The full data file for the first demonstration is below.

model new
model large-strain off

; Create trench
block create brick 0 30
block cut joint-set origin 0,0,24 join
block hide range position-z 0 24
block cut joint-set dip 90 dip-direction 90 origin 3,0,0 join
block hide range position-x 3 30
block cut joint-set dip 90 origin 0,6,0 join
block group 'Trench' range position-y 0 6
block hide off

; zone the model with smaller zones near the trench
block zone size isolated-point 0 0 30 edgelength 0.5
block zone generate-new minimum-edge 0.5 maximum-edge 5 gradation-surface 0.1

; Constitutive model and properties
block zone cmodel assign mohr-coulomb
block zone property bulk 3e6 shear 2e6 density 1000
block zone property cohesion 1e5 friction 25 tension 1e3

; Boundary conditions
block gridpoint apply velocity-x 0 range position-x 0
block gridpoint apply velocity-x 0 range position-x 30
block gridpoint apply velocity-y 0 range position-y 0
block gridpoint apply velocity-y 0 range position-y 30
block gridpoint apply velocity-z 0 range position-z 0

; Initial conditions
model gravity 0 0 -10
block insitu topography ratio-x 0.5 ratio-y 0.5
model solve

; Histories
model history mechanical ratio-average
block history displacement-x position (3.1,0,30)
block history displacement-z position (3.1,0,30)

; Excavate
block delete range group 'Trench'

; Solve
model solve
model save 'simple'

;; Solve with convergence
;model solve convergence 1
;model save 'simple-convergence'

There are several things that should always be done to check to see if your model has actually reached sufficient equilibrium. First, take histories of displacements and/or velocities in regions of primary interest. If these displacements are still changing relatively rapidly when cycling completes, the model is not done adjusting. Second, make plots (contours and isosurfaces) of Local Force Ratio or Convergence. An isosurface plot of Convergence is particularly useful to tell you where the model is taking the longest to converge, and where you should look closer in a contour plot (perhaps using cut-planes to see into the interior of the model).

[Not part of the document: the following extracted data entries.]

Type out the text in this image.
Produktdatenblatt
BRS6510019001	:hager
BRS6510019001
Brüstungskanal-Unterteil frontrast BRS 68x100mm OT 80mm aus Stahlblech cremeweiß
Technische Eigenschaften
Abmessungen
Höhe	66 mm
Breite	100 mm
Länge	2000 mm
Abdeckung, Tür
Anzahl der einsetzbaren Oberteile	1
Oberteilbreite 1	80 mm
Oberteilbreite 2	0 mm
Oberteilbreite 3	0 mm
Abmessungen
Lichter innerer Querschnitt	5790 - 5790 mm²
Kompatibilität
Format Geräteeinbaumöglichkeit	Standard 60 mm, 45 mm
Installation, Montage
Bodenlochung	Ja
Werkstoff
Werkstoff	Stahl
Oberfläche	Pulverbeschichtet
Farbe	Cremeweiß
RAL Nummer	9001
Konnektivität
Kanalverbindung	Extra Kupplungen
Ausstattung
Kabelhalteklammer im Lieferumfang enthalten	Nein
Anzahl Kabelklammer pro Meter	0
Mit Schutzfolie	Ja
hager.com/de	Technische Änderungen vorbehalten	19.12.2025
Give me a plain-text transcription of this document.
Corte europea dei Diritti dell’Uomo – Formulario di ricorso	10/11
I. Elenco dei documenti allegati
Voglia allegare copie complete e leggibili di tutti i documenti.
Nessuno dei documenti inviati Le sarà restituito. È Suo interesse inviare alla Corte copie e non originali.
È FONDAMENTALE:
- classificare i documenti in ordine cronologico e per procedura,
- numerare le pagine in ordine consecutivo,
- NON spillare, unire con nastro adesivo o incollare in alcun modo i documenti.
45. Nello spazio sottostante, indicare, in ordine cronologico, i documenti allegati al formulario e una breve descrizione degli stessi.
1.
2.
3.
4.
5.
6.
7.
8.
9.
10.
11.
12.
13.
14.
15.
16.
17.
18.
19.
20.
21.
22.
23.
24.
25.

Figure 2 shows the histories of averaged force ratio and displacements in the top of the trench. Note that the average force ratio is plotted on a log scale. For a well-behaved model, this sort of linear logarithmic (or exponential) convergence is expected. Failure or other non-linear behavior will show disturbances in convergence, and progressive uncontained failure will make the curve level out. The displacement history, again, shows a typical slightly underdamped response. It is clear that the top of the trench wall has stopped moving significantly and the model has effectively reached equilibrium.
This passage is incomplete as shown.